La fibromialgia a veces se diagnostica examinando la sensibilidad en 18 puntos dolorosos, llamados gatillo o desencadenantes.

Tratamiento

El tratamiento se centra en el manejo del dolor, la fatiga, la depresión y otros síntomas comunes de esta afección. Se busca evitar que el dolor disminuya la actividad física.

Debido a que los síntomas de la fibromialgia varían, es difícil juzgar si un tratamiento dado está funcionando bien. Cada persona responde de un modo. Además, muchos pacientes con fibromialgia padecen otras enfermedades articulares o musculares (como artritis reumatoide o lupus) que también necesitan ser tratadas.
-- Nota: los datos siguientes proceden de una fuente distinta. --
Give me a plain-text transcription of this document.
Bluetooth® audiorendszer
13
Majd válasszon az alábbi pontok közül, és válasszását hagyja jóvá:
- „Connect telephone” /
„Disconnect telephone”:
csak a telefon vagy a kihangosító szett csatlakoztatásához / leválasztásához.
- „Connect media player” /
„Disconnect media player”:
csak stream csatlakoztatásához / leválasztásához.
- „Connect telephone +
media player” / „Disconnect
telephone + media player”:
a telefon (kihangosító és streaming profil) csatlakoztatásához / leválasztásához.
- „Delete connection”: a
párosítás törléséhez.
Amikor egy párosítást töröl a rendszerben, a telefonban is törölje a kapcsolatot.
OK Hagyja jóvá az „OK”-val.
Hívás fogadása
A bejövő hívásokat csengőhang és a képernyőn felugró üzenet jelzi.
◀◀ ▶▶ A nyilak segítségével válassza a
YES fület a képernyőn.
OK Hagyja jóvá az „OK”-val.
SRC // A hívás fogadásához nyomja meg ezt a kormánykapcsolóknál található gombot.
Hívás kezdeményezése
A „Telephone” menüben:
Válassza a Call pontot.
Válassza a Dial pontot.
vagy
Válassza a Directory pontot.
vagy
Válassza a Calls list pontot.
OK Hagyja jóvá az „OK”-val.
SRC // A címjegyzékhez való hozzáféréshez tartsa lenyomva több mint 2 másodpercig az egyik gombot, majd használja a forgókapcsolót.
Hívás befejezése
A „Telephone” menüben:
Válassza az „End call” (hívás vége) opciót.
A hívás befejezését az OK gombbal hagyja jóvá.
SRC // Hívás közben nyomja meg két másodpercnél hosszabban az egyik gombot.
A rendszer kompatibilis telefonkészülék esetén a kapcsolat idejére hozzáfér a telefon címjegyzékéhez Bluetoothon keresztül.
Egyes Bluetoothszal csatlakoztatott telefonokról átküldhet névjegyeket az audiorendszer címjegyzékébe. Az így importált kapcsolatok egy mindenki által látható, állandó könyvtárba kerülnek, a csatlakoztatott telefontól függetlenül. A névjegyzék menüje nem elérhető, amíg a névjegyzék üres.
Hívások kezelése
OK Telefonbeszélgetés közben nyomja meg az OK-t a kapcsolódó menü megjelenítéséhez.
En cualquier caso, conviene hacerse a la idea de que dar con la terapia adecuada puede llevar tiempo.

Ejercicio

Conseguir ejercicio regular, especialmente cardiovascular, es una de las mejores maneras de manejar la fibromialgia. El ejercicio de piscina, ya sea gimnasia o natación, es un buen ejemplo.

Es importante abordar el ejercicio lentamente para que el dolor no resulte excesivo.

Medicamentos

Los medicamentos pueden ayudar a dormir mejor, relajar lo músculos o aliviar el dolor muscular y articular. El médico puede recetar también antidepresivos, relajantes musculares y anticonvulsivos. Hasta puede hablar de calmantes sin receta.

No todos los pacientes los necesitarán, querrán o se beneficiarán de los medicamentos. Es posible que haya que probar más de un fármaco antes de dar con el que mejor funciona. También puede ocurrir que uno que ha dado buen resultado vaya perdiendo eficacia con el tiempo.

Autocuidados

Cuidarse es una parte importante del manejo de esta enfermedad. Por ejemplo, se puede:

  •     Identificar los problemas de sueño, si hay. Y buscar solución.
  •     Aliviar el dolor y la rigidez con medicamentos y calor.
  •     Identificar los «desencadenantes» que parecen empeorar los síntomas. Así se podrán evitar o, al menos, controlar. Puede ser un clima frío o húmedo, la falta de sueño, la fatiga, el estrés físico o emocional, o estar demasiado activo.
  •     Hablar con el médico si se tienen síntomas de depresión o ansiedad.